I kinda like the rims.


----------



## Silly_me (Jul 26, 1999)

*Re: Another "Look at this cloun" (PerL)*

Boy...he's uh, not much of a photographer....


----------



## Hervast (May 28, 2002)

*Re: Another "Look at this cloun" (PerL)*

That car was featured in tuning magazine "tuning" a few years ago.
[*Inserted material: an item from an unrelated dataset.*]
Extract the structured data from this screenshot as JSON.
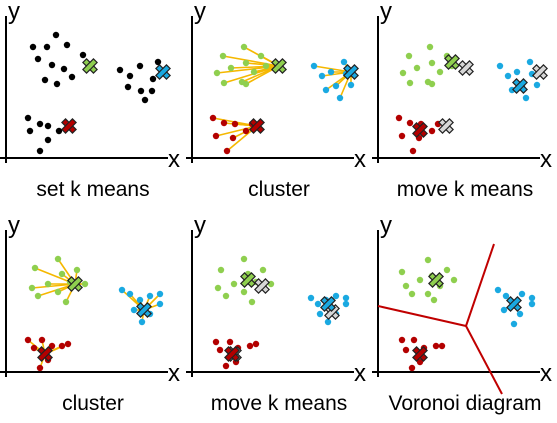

I think it has some nice features
-widened arches, wheels, colour ;-) 
And some disturbing ones:
- Front end, rear doorhandles, painted tailights
PS. engine was 1.8 S ;-) (atleast a few years ago)


----------



## cis8vgti (Jun 19, 2002)

*Re: Another "Look at this cloun" (Hervast)*

The front does look kinda Frenchy....like an old Renault.


----------



## audiphile (Aug 18, 2001)

*Re: Another "Look at this cloun" (cis8vgti)*

yee.... what kind of lights are those? i detest the front end and the colour, the rest is very cool... i.e. the body work and the wheels


----------



## matt007 (May 15, 2001)

*Re: Another "Look at this cloun" (Hervast)*

quote:[HR][/HR]That car was featured in tuning magazine "tuning" a few years ago. I think it has some nice features[HR][/HR]​What a waste of potential ad space!


----------



## PerL (Jan 9, 2001)

*Re: Another "Look at this cloun" (audiphile)*

quote:[HR][/HR]yee.... what kind of lights are those?[HR][/HR]​Stock, but with shaved turnsignals.


----------